An inshore site close to Chesil Beach contains eight cast-iron guns identified as English 24-32-pounders, cast between 1650 and 1725. Their varying lengths suggests that they were cargo on a merchant ship.
An offshore site 220m further south contains another seven cast-iron English cannon, one probably a six-pounder, cast in the second half of the 17th century.
Sediment build-up has made it difficult to date the guns at either site, but the one offshore is believed to be the wreck of a timber sailing ship and, because the cannon are unlike those found inshore, it could be a different wreck.
Possibilities are the Dutch West Indiaman De Hoop, which stranded at Chesil Cove in 1749, and the British cargo vessel Squirrel, which stranded on Chesil Beach the following year.
HE says that the sites have significant potential for further study and comparison with other protected cannon-sites such as at West Bay and Salcombe.
The U-boat is a German Imperial Navy UC-70 mine-laying submarine commissioned in 1916. It conducted 10 patrols and sank 40 ships during the war before being bombed on 28 August, 1918 off Whitby, with the loss of all crew.
The Type UC II-class is regarded as the most successful submarine design in history. UC-70 was discovered as part of HE’s recent work to research and survey WW1 submarine losses in UK territorial waters around England.
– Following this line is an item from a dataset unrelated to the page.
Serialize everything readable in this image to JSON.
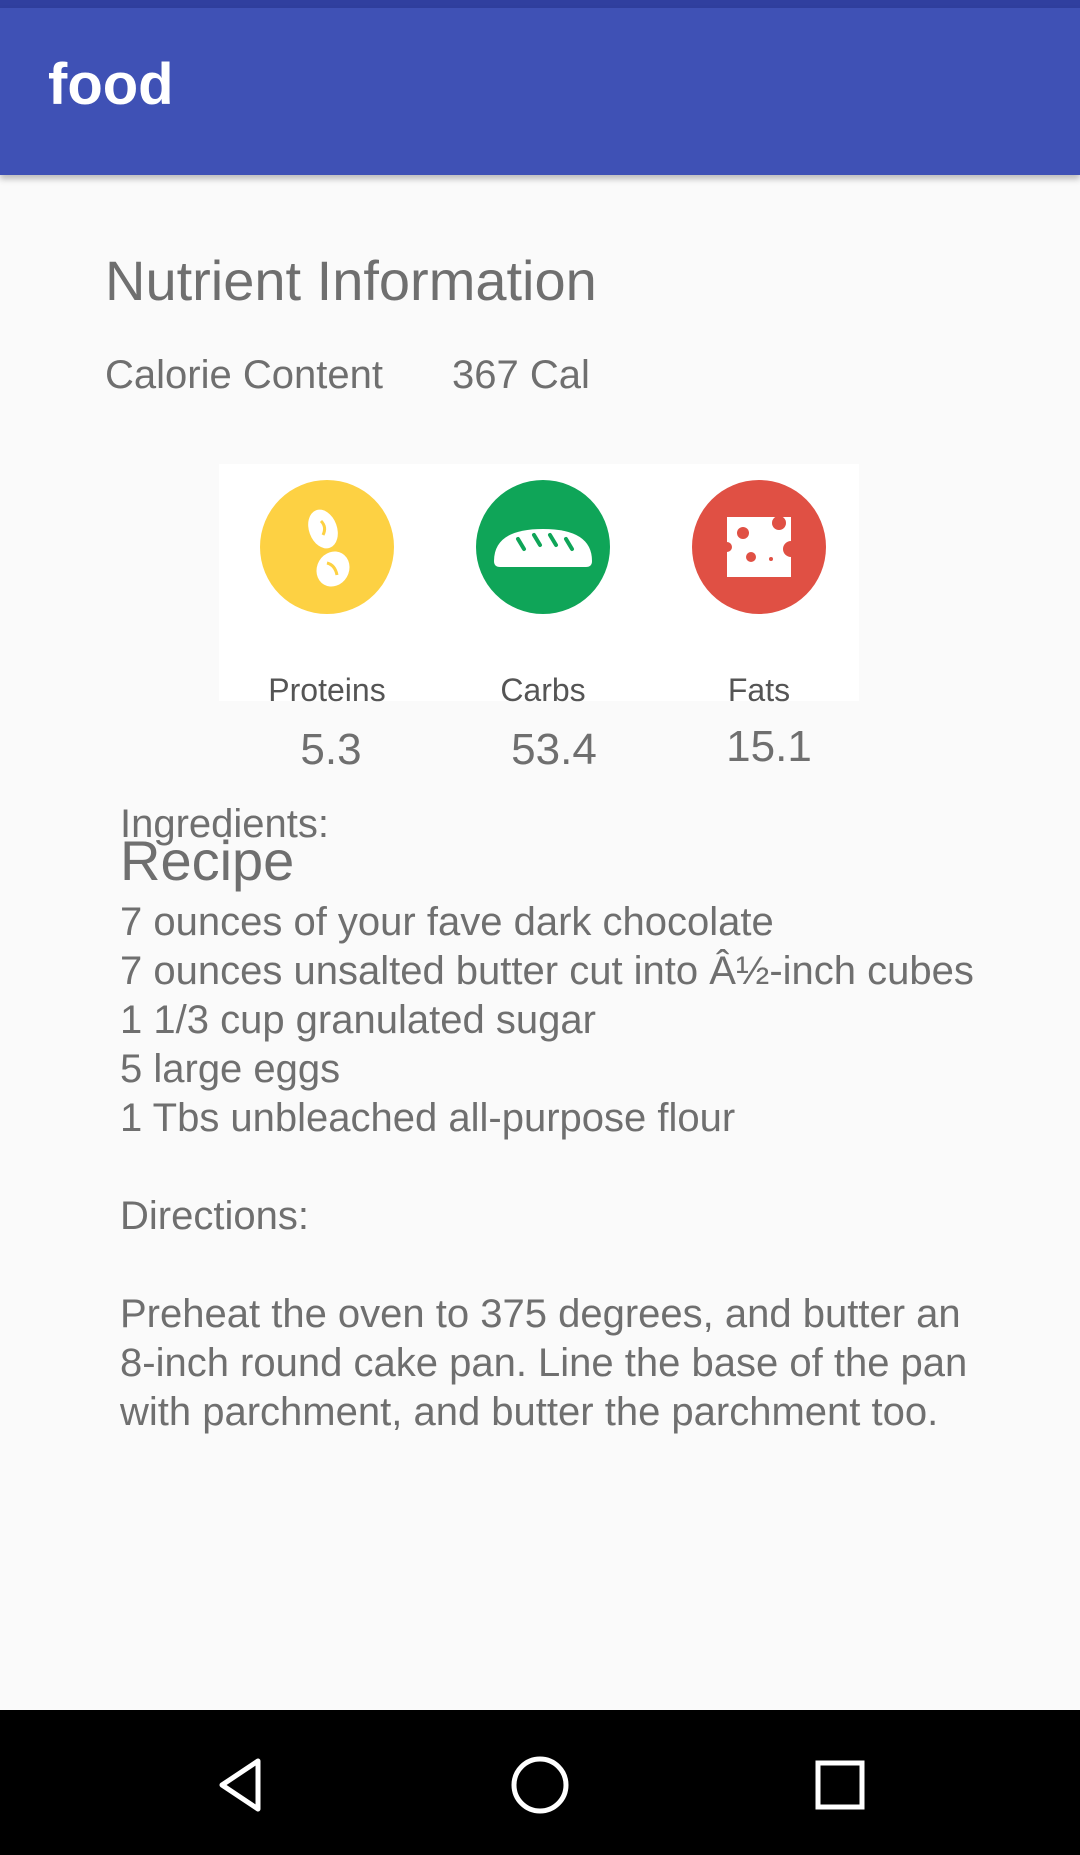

“These wrecks are separated by 280 miles and almost 300 years but they both comprise important elements of our maritime heritage,” said HE Chief Executive Duncan Wilson.
“The importance of the UC-70 lies in its historical interest and the vulnerability of its component parts as well as its sensitivity as a war grave.
“The Chesil Beach wreck site is also important but for different reasons – it’s rare to discover wooden ships of this age surviving on the seabed with so many cannons.”
Divers are allowed on protected wreck-sites, of which there are 53 around England, but only under licence from HE.
Two current protected historic shipwrecks, HMS Colossus in the Isles of Scilly and the Hazardous in Bracklesham Bay, West Sussex, have had their protected areas increased, following the discovery of archaeological material lying outside the previously designated areas.